I know the names of my next door neighbours on both sides. I know the people on the other side of the street. I ensure that we all get together a couple of times a year for a social function. I know that if there is anyone in trouble around here I will go and support them and they will support me. Now in your street how many people know everyone in the street?
And how many care if they know everyone in the street?

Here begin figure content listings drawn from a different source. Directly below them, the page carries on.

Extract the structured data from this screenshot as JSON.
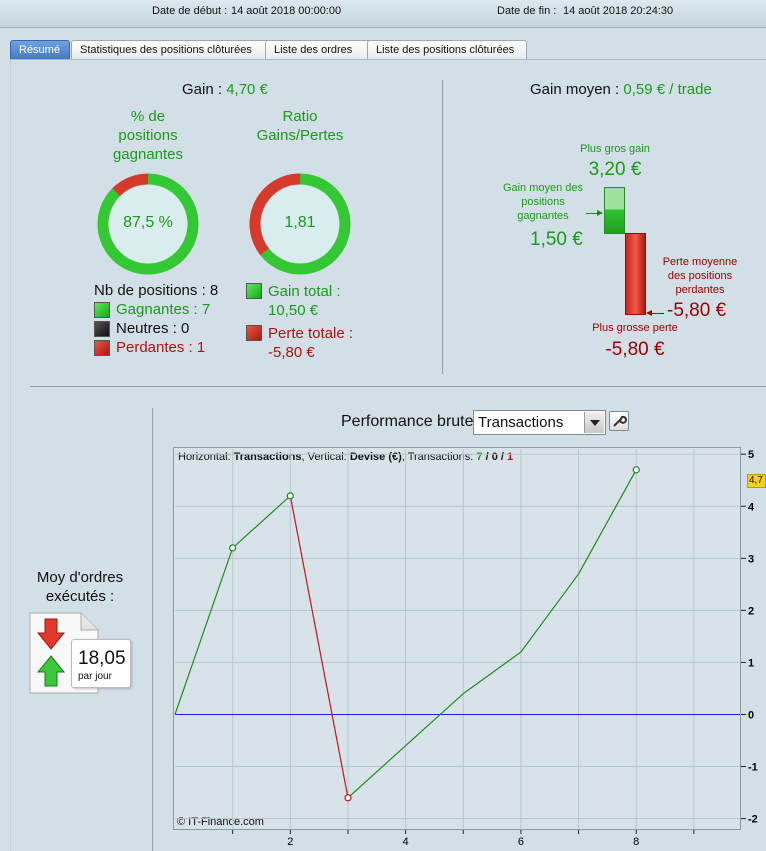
{
  "header": {
    "start_label": "Date de début :",
    "start_value": "14 août 2018 00:00:00",
    "end_label": "Date de fin :",
    "end_value": "14 août 2018 20:24:30"
  },
  "tabs": [
    {
      "label": "Résumé",
      "active": true
    },
    {
      "label": "Statistiques des positions clôturées",
      "active": false
    },
    {
      "label": "Liste des ordres",
      "active": false
    },
    {
      "label": "Liste des positions clôturées",
      "active": false
    }
  ],
  "summary": {
    "gain_label": "Gain :",
    "gain_value": "4,70 €",
    "winrate_title_1": "% de",
    "winrate_title_2": "positions",
    "winrate_title_3": "gagnantes",
    "winrate_value": "87,5 %",
    "winrate_fraction": 0.875,
    "ratio_title_1": "Ratio",
    "ratio_title_2": "Gains/Pertes",
    "ratio_value": "1,81",
    "ratio_green_fraction": 0.644,
    "positions_label": "Nb de positions : 8",
    "winners_label": "Gagnantes : 7",
    "neutral_label": "Neutres : 0",
    "losers_label": "Perdantes : 1",
    "gain_total_label": "Gain total :",
    "gain_total_value": "10,50 €",
    "loss_total_label": "Perte totale :",
    "loss_total_value": "-5,80 €"
  },
  "avg_gain": {
    "label": "Gain moyen :",
    "value": "0,59 € / trade",
    "biggest_gain_label": "Plus gros gain",
    "biggest_gain_value": "3,20 €",
    "avg_win_label_1": "Gain moyen des",
    "avg_win_label_2": "positions",
    "avg_win_label_3": "gagnantes",
    "avg_win_value": "1,50 €",
    "avg_loss_label_1": "Perte moyenne",
    "avg_loss_label_2": "des positions",
    "avg_loss_label_3": "perdantes",
    "avg_loss_value": "-5,80 €",
    "biggest_loss_label": "Plus grosse perte",
    "biggest_loss_value": "-5,80 €"
  },
  "orders": {
    "title_1": "Moy d'ordres",
    "title_2": "exécutés :",
    "value": "18,05",
    "unit": "par jour"
  },
  "performance": {
    "title": "Performance brute",
    "select_value": "Transactions",
    "info_prefix": "Horizontal:",
    "info_h": "Transactions",
    "info_mid": ", Vertical:",
    "info_v": "Devise (€)",
    "info_tr": ", Transactions:",
    "info_wins": "7",
    "info_sep1": "/",
    "info_neutral": "0",
    "info_sep2": "/",
    "info_losses": "1",
    "copyright": "© IT-Finance.com",
    "last_value": "4,7"
  },
  "chart_data": {
    "type": "line",
    "x": [
      0,
      1,
      2,
      3,
      4,
      5,
      6,
      7,
      8
    ],
    "y": [
      0,
      3.2,
      4.2,
      -1.6,
      -0.6,
      0.4,
      1.2,
      2.7,
      4.7
    ],
    "markers": [
      1,
      2,
      3,
      8
    ],
    "losing_segment": [
      2,
      3
    ],
    "xticks": [
      2,
      4,
      6,
      8
    ],
    "yticks": [
      -2,
      -1,
      0,
      1,
      2,
      3,
      4,
      5
    ],
    "xlim": [
      0,
      9.8
    ],
    "ylim": [
      -2.2,
      5.1
    ],
    "colors": {
      "gain": "#1e8c1e",
      "loss": "#c01818",
      "zero": "#1a1aff"
    }
  },
  "colors": {
    "green": "#1a9a1a",
    "red": "#b01010",
    "accent_tab": "#4a7fcb"
  }
}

Very few, and that’s not a criticism of those people, it is an example of how society is changing. It is like when my mother used to go and meet those ‘New Australians’ [immigrants]. New Australians – what a filthy word; that’s not politically correct. Well what the bloody hell were they if they weren’t new to this country? Where do they meet now? They don’t. We shove them in a bloody camp,
a detention camp and I am not saying that’s wrong or right, I am simply saying when they leave there as they do now, where do they go? They go to places where they are going to find people who sympathise with them protect and look after them. And in the main that is not our broad-based community. So how the bloody hell can we expect those people to assimilate if we’re not going to get them involved? How difficult is it for some moron in Canberra to understand that?.

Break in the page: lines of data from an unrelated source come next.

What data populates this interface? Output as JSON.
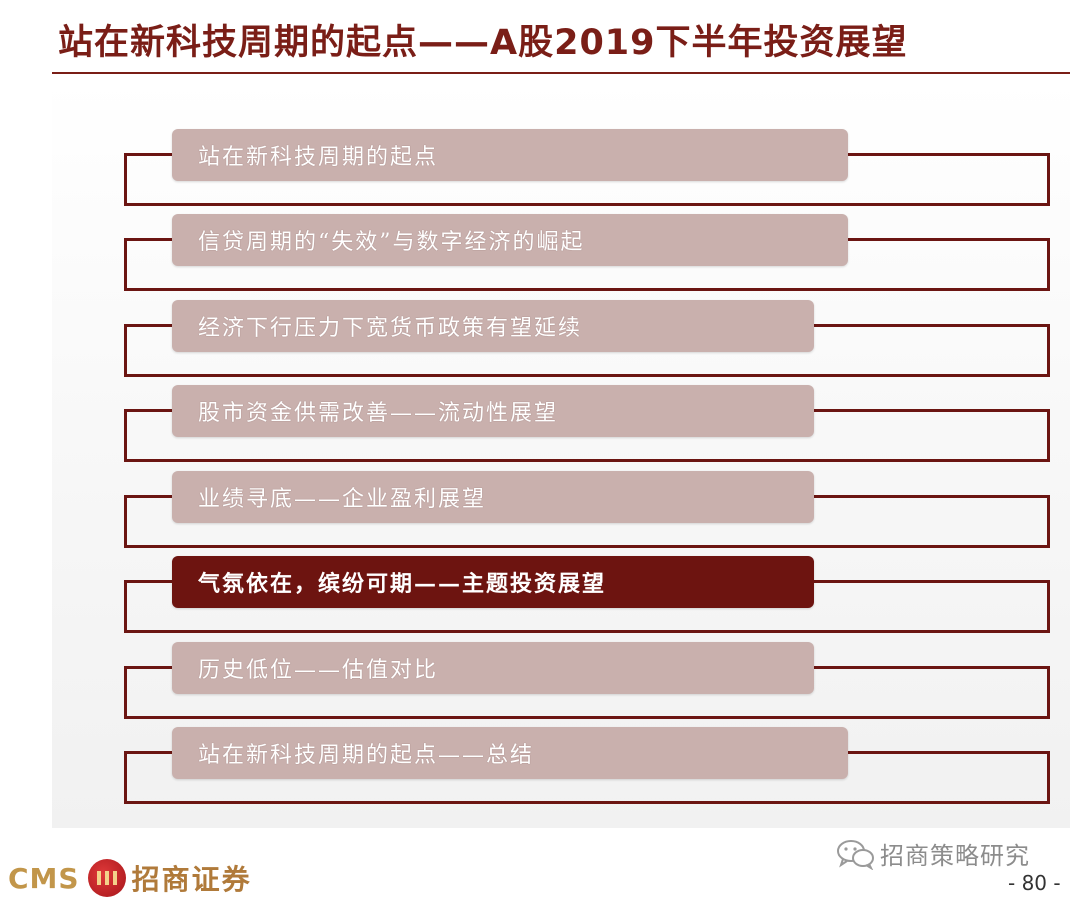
{
  "header": {
    "title": "站在新科技周期的起点——A股2019下半年投资展望"
  },
  "agenda": {
    "items": [
      {
        "label": "站在新科技周期的起点",
        "active": false
      },
      {
        "label": "信贷周期的“失效”与数字经济的崛起",
        "active": false
      },
      {
        "label": "经济下行压力下宽货币政策有望延续",
        "active": false
      },
      {
        "label": "股市资金供需改善——流动性展望",
        "active": false
      },
      {
        "label": "业绩寻底——企业盈利展望",
        "active": false
      },
      {
        "label": "气氛依在，缤纷可期——主题投资展望",
        "active": true
      },
      {
        "label": "历史低位——估值对比",
        "active": false
      },
      {
        "label": "站在新科技周期的起点——总结",
        "active": false
      }
    ]
  },
  "footer": {
    "brand_latin": "CMS",
    "brand_chinese": "招商证券",
    "wechat_account": "招商策略研究",
    "page_number": "- 80 -"
  },
  "colors": {
    "accent": "#6d1410",
    "pill_inactive": "#c9b0ad",
    "brand_gold": "#c2964a",
    "logo_red": "#c0201f"
  },
  "icons": {
    "brand": "cms-logo-icon",
    "wechat": "wechat-icon"
  }
}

I have got another barbed question for you.
Is a war, is a conflict necessary to keep that mateship and that sense of country and that appreciation for what we have alive?
No. It is simply a question of what you replace it with and you can do that in the schools.
You can do that within the youth. You can do it in many ways.
What should we replace it with?
Replace wars with? With what we should be doing, national pride and confidence, teaching our youngsters to stand up for themselves and respect others. Do all of these beautiful things, the qualities of life, to have respect for their wives or loved ones, whatever it might be. They are the things
we should be concentrating on. If you do that your quality of life improves and war is of no significance. Instead, we grabbed hold of Anzac and World War I because we had nothing else to grab a hold of but I would argue and I have argued it time and time again, who created the ANZACs? There is a generation there that have never been recognised that have never been recognised for creating that Anzac spirit. Not the blokes who fought there but their mothers
and fathers and the pioneers. And where are they in the history books today? They are the evil ones who killed the blacks, they are the ones who stole all of the black children. So it is all distorted, I know that is part of our history but it has become so emotive and orchestrated that at times we don’t really understand the truth of what was there,
and in those days, to say gee people were callous in those days. Of course they were callous when a mother has twelve children and loses five of them to polio, diphtheria or whatever and a couple to chicken pox, life is much cheaper.
George, just finally, why was it important for you to speak to us today?
What do you mean? You wanted to speak to me.
Well you didn’t have to. Why are you speaking to me?
Lets make this clear. I didn’t volunteer.
Is it important that stories are recorded?
Oh it is.
Well for future generations to understand exactly the views of the past. That’s why I have been telling you my views. But you blokes rang me and I said, “Yeah, look, I would be happy to.” If you had have rang to say, “We’re not going to interview you,” I would say, “That’s fine.” I wouldn’t lose any sleep.